I don’t believe it when Dinesh D’Souza says it, and I don’t believe it when Ballen says it. Stereotyping is always annoying, but the idea that it would make peaceful people turn violent is, at the mildest, unproven. And if Ballen means by stereotyping examinations of the violent elements of the Qur’an, Sunnah, and Islamic law, I still maintain that any genuine Muslim reformer will not react with rage and radicalism to an exploration of the elements of Islam that need reforming.
Terror Free Tomorrow’s 20-plus surveys of Muslim countries in the past two years reveal another surprise: Even among the minority who indicated support for terrorist attacks and Osama bin Laden, most overwhelmingly approved of specific American actions in their own countries. For example, 71 percent of bin Laden supporters in Indonesia and 79 percent in Pakistan said they thought more favorably of the United States as a result of American humanitarian assistance in their countries — not exactly the profile of hard-core terrorist sympathizers.
Nonsense. If America wants to pay jizya, the jihadists certainly will not refuse it.
For most people, their professed support of terrorism/bin Laden can be more accurately characterized as a kind of “protest vote” against current US foreign policies, not as a deeply held religious conviction or even an inherently anti- American or anti-Western view.
This view founders, of course, on the fact that jihad violence is much older than current US foreign policies.
In truth, the common enemy is violence and terrorism, not Muslims any more than Christians or Jews. Whether recruits to violent causes join gangs in Los Angeles or terrorist cells in Lahore, the enemy is the violence they exalt.
Indeed. But how to address this phenomenon, and combat it? In Lahore it cannot be ignored that people join terror cells because they believe it is their religious responsibility to do so, and that they will be rewarded with Paradise. To ignore this because of political correctness would be silly, and possibly dangerous.

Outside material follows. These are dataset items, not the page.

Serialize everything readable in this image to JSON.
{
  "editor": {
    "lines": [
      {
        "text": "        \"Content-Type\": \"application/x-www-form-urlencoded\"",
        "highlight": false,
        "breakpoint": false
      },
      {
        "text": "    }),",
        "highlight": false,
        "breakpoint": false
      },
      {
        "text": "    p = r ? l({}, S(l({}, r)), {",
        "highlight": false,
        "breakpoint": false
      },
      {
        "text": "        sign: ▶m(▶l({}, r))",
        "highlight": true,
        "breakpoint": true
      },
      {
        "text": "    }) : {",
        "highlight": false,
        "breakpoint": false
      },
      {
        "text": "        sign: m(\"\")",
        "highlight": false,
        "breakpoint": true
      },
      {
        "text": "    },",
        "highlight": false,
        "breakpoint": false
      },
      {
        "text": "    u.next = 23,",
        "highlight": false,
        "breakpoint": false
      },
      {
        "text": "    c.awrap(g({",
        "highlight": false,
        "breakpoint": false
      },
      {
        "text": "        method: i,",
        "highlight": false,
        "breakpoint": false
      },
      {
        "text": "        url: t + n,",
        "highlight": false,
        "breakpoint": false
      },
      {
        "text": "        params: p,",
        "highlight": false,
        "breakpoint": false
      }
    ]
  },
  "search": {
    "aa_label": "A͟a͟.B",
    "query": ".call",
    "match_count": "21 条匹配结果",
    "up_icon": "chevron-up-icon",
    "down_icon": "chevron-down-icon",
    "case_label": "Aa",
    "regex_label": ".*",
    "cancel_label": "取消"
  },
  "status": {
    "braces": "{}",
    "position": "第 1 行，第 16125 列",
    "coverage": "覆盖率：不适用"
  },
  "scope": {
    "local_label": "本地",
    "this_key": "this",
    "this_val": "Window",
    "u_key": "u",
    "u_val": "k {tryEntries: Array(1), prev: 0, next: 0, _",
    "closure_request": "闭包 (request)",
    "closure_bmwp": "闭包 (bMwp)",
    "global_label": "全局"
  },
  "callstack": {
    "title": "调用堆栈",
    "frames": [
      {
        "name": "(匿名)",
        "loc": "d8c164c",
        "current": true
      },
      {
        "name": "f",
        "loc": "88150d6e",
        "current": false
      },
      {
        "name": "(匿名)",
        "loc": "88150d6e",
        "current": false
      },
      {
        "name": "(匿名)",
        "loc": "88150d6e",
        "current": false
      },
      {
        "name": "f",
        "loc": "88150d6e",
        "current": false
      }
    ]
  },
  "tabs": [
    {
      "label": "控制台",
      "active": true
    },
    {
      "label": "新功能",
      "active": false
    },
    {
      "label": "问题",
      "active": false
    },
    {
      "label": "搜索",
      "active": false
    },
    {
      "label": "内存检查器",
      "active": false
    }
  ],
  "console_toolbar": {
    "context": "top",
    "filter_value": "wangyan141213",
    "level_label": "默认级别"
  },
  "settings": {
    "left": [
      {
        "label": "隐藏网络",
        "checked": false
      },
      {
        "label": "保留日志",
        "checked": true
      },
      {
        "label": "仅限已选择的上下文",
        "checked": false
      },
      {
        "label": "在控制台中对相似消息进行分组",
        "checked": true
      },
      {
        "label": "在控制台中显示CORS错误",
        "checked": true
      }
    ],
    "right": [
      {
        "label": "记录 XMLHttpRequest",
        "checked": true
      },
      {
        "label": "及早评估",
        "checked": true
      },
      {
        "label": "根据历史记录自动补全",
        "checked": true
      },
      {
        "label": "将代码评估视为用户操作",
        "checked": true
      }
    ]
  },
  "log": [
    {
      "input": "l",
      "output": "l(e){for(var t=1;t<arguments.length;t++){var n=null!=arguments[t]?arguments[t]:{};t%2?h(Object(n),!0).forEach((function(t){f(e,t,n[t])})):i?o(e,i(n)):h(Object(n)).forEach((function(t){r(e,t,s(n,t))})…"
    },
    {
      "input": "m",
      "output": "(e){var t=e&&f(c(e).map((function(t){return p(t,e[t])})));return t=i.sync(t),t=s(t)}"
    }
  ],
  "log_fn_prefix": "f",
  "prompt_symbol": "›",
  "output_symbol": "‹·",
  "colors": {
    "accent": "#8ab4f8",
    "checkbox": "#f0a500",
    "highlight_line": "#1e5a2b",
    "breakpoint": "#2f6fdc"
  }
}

Our surveys show that not only do Muslims reject terrorism as much if not more than Americans, but even those who are sympathetic to radical ideology can be won over by positive American actions that promote goodwill and offer real hope.

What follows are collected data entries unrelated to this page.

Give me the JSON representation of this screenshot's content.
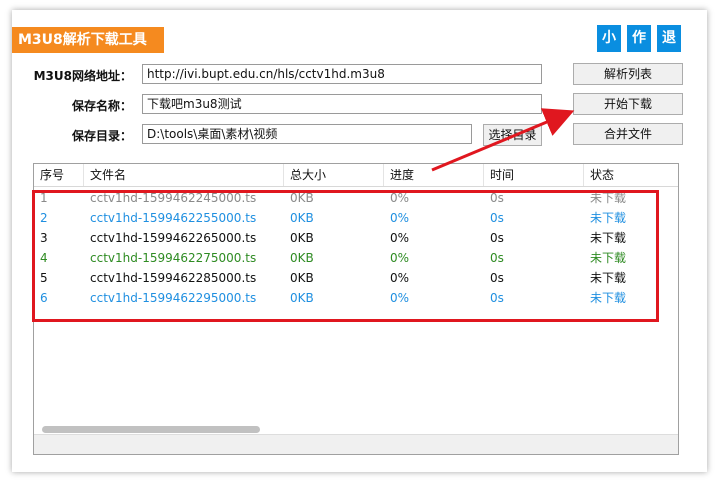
{
  "app": {
    "title": "M3U8解析下载工具"
  },
  "top_buttons": [
    {
      "label": "小"
    },
    {
      "label": "作"
    },
    {
      "label": "退"
    }
  ],
  "form": {
    "url_label": "M3U8网络地址：",
    "url_value": "http://ivi.bupt.edu.cn/hls/cctv1hd.m3u8",
    "name_label": "保存名称：",
    "name_value": "下载吧m3u8测试",
    "dir_label": "保存目录：",
    "dir_value": "D:\\tools\\桌面\\素材\\视频",
    "choose_dir_label": "选择目录"
  },
  "side_buttons": {
    "parse_label": "解析列表",
    "start_label": "开始下载",
    "merge_label": "合并文件"
  },
  "table": {
    "headers": [
      "序号",
      "文件名",
      "总大小",
      "进度",
      "时间",
      "状态"
    ],
    "rows": [
      {
        "cells": [
          "1",
          "cctv1hd-1599462245000.ts",
          "0KB",
          "0%",
          "0s",
          "未下载"
        ],
        "color": "#8a8a8a"
      },
      {
        "cells": [
          "2",
          "cctv1hd-1599462255000.ts",
          "0KB",
          "0%",
          "0s",
          "未下载"
        ],
        "color": "#1f8fe0"
      },
      {
        "cells": [
          "3",
          "cctv1hd-1599462265000.ts",
          "0KB",
          "0%",
          "0s",
          "未下载"
        ],
        "color": "#111111"
      },
      {
        "cells": [
          "4",
          "cctv1hd-1599462275000.ts",
          "0KB",
          "0%",
          "0s",
          "未下载"
        ],
        "color": "#2e8b22"
      },
      {
        "cells": [
          "5",
          "cctv1hd-1599462285000.ts",
          "0KB",
          "0%",
          "0s",
          "未下载"
        ],
        "color": "#111111"
      },
      {
        "cells": [
          "6",
          "cctv1hd-1599462295000.ts",
          "0KB",
          "0%",
          "0s",
          "未下载"
        ],
        "color": "#1f8fe0"
      }
    ]
  },
  "colors": {
    "accent": "#f58a1f",
    "button_blue": "#0a8ee0",
    "annotation_red": "#e0171f"
  }
}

America’s goal, in partnership with Muslim public opinion, should be to defeat terrorists by isolating them from their own societies. The most effective policies to achieve that goal are the ones that build on our common humanity. And we can start by recognizing that Muslims throughout the world want peace as much as Americans do.
D’Souza couldn’t have said it better, Mr. Ballen. But neither you nor he explain how we can identify these peace-loving Muslims, much less build alliances with them. Maybe the Muslims throughout the world who want peace as much as Americans do could start off the kumbaya party by taking decisive and effective action to pronounce takfir on Osama bin Laden and all violent jihadists and Islamic supremacists. Takfir is the declaration that they are so far outside the pale of Islamic orthodoxy that they are non-Muslims. One would think that since most Muslims abhor what they do, that shouldn’t be a difficult operation to perform, should it?